I'm just saying that if you fall for someone, and you are right for each other and happy, then you can make a way for it to work.

It seems that the problem with your previous partner wasn't them being a night owl, but being lazy and not the right person for you!

SoyDora · 20/08/2018 18:34

I have no real idea whether DH is naturally an owl or a lark. I’d suspect he’s an owl but his working hours and the fact that we have young children who get up at the crack of dawn mean that he has to be up at a certain time, so that’s what he does (as do most people I imagine).

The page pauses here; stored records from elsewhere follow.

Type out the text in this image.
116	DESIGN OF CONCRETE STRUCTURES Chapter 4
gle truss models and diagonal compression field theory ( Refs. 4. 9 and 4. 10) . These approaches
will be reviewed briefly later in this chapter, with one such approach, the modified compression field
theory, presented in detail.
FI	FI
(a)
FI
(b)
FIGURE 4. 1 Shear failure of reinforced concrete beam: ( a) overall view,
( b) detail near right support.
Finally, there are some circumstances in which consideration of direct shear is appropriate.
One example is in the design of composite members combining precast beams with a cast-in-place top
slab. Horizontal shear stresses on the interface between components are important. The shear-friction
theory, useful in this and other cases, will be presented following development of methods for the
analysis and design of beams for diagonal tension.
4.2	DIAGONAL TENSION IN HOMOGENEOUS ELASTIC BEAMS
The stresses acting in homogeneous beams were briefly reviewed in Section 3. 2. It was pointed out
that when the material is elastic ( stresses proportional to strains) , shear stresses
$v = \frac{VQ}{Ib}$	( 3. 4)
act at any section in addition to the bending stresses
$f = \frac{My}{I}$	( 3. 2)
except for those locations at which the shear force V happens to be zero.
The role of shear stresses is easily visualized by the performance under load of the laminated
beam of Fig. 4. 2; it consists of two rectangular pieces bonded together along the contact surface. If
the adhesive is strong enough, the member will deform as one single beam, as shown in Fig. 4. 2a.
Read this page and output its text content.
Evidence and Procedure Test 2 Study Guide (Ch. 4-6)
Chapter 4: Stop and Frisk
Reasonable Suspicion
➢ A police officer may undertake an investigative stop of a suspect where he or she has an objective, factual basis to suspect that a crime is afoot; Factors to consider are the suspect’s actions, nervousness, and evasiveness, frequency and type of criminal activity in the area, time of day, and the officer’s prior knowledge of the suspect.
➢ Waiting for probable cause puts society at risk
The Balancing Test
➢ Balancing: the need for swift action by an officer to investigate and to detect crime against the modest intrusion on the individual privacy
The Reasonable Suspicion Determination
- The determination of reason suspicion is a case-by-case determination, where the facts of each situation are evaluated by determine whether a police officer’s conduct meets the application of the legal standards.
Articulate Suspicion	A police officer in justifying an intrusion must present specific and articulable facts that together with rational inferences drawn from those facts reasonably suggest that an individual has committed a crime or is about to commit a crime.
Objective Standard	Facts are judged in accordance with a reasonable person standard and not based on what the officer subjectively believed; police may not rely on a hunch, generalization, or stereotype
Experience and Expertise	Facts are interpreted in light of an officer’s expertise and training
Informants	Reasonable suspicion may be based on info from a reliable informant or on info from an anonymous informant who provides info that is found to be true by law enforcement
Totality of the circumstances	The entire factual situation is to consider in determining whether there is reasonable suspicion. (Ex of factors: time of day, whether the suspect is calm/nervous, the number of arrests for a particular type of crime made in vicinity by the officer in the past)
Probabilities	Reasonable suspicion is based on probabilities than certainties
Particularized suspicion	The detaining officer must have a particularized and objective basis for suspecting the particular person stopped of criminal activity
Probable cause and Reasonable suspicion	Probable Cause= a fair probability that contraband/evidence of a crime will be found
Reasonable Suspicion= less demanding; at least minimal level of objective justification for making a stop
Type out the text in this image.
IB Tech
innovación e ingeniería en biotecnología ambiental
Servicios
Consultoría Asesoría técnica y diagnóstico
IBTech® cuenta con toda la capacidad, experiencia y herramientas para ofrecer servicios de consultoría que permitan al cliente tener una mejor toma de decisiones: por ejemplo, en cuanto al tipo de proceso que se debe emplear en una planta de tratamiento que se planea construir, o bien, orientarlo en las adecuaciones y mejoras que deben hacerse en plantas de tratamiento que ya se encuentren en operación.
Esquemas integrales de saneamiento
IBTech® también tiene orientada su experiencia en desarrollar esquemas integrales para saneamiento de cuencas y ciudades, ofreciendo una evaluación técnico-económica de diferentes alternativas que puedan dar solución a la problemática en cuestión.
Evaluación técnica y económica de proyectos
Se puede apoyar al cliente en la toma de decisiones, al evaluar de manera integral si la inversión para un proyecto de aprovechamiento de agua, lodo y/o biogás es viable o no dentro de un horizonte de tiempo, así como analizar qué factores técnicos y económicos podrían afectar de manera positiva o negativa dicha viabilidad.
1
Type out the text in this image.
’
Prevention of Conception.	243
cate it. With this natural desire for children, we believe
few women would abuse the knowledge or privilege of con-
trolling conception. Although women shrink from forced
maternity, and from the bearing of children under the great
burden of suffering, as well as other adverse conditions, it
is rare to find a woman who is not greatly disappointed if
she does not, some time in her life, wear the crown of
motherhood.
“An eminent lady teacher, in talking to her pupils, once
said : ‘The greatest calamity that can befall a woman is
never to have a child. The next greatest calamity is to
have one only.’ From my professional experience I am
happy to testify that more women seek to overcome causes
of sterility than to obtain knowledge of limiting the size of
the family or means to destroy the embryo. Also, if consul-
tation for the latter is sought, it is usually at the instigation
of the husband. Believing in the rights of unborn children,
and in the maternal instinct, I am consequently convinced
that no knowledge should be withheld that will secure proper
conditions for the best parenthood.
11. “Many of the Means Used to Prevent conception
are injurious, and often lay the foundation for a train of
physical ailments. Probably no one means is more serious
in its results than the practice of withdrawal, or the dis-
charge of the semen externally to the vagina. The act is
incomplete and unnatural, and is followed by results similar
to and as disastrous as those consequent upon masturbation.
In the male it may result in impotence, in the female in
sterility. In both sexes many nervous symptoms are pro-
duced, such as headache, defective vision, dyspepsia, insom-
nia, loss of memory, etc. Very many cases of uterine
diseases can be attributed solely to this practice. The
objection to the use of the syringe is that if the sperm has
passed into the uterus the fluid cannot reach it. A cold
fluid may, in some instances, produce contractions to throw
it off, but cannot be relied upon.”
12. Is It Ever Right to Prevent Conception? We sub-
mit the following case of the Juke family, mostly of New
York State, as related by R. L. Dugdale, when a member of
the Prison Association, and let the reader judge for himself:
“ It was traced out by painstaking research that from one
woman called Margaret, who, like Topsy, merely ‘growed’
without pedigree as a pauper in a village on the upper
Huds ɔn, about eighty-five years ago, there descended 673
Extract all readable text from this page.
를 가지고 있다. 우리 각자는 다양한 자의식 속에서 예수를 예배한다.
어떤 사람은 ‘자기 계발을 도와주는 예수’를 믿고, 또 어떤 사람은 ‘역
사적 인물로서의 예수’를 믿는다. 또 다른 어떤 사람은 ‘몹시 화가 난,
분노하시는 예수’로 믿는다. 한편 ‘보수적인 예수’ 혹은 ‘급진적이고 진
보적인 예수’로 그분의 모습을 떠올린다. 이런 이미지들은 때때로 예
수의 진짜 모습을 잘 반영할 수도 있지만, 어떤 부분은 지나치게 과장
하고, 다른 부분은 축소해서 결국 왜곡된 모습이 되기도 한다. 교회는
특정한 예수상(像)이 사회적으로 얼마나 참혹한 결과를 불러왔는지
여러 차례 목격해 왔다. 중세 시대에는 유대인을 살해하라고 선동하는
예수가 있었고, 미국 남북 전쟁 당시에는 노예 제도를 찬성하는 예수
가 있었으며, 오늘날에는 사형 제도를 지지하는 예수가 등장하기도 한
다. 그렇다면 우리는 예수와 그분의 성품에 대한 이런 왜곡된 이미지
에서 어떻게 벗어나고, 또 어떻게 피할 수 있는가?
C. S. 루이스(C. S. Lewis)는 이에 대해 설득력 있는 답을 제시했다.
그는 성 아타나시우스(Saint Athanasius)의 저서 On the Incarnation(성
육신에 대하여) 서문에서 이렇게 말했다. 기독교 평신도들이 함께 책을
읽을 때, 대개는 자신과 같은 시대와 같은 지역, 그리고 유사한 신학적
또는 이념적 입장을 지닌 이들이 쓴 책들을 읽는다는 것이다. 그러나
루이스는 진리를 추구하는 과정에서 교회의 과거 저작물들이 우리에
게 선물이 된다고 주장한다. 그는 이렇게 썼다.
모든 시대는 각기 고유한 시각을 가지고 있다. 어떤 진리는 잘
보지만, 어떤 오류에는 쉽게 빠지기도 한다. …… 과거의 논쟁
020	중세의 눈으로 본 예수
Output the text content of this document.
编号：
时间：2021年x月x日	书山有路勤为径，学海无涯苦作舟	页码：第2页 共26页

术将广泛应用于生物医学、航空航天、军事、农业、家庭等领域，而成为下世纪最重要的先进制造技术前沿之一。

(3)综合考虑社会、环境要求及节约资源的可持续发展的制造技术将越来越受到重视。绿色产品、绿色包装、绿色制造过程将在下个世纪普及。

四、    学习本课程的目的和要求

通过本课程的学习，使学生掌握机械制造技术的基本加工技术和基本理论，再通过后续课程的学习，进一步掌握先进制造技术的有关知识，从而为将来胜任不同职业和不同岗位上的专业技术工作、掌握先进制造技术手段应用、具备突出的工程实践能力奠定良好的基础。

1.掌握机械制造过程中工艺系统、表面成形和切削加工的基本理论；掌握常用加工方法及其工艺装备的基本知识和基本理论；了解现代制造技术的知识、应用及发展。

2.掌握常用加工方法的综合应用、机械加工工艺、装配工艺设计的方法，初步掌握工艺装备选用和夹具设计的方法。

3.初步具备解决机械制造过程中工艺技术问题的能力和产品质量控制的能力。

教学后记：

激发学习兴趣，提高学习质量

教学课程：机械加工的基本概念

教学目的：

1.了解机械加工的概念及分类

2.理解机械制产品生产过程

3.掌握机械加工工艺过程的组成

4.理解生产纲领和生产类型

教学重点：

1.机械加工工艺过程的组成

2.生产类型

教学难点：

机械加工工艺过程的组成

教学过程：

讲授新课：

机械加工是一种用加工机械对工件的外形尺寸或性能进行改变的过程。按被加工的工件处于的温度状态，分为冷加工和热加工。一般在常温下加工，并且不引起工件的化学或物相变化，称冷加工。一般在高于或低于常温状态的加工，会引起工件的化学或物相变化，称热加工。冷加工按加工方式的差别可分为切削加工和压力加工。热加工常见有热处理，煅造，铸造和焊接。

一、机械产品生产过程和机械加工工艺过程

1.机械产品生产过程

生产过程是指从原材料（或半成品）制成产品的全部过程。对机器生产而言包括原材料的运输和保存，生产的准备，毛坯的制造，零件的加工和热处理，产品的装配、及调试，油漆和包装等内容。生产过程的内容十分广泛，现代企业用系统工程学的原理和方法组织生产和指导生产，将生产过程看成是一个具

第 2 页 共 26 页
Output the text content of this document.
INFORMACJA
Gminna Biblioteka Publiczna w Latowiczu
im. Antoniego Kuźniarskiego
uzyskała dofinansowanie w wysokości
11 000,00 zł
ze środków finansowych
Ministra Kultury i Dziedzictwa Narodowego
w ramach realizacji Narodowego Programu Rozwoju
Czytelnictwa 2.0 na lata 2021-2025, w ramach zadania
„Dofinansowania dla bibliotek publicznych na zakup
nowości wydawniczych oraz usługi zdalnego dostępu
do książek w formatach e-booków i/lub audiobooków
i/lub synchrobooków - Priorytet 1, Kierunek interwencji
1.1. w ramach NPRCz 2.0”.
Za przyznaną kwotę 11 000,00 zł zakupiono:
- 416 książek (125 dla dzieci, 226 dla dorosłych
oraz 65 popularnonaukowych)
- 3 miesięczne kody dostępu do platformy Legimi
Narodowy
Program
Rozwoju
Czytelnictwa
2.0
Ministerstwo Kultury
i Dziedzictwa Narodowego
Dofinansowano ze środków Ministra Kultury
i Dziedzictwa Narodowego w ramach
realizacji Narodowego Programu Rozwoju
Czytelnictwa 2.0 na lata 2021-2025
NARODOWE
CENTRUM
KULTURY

mathanxiety · 20/08/2018 18:46

I think your list focuses on externals. It's like a list of CV requirements - 'the successful candidate will have a demonstrated history of X, Y, and Z...'

I can understand how you would like someone to get it when your attention is on your business, someone who would understand that you are going to be busy and to put the business first many times.

But what inner, innate, non-quantifiable qualities are you looking for?

Kindness?
Sense of humour?
Generosity?
Extrovert?
Someone who is a friend?
Honourable?
Honest?
Polite?
Resilient?

What sort of person would you like to grow old with?

twiglet · 20/08/2018 20:45

Hers are a professional job which earns over 40k (in her words she wouldn't want to have to pay for them to still live her lifestyle), has to do at least one of her sports to a reasonable level (doesn't want to be hanging around/having to teach them), wants to travel, can't be divorced or have children (pretty difficult when she's in her 40's) but must be a family orientated.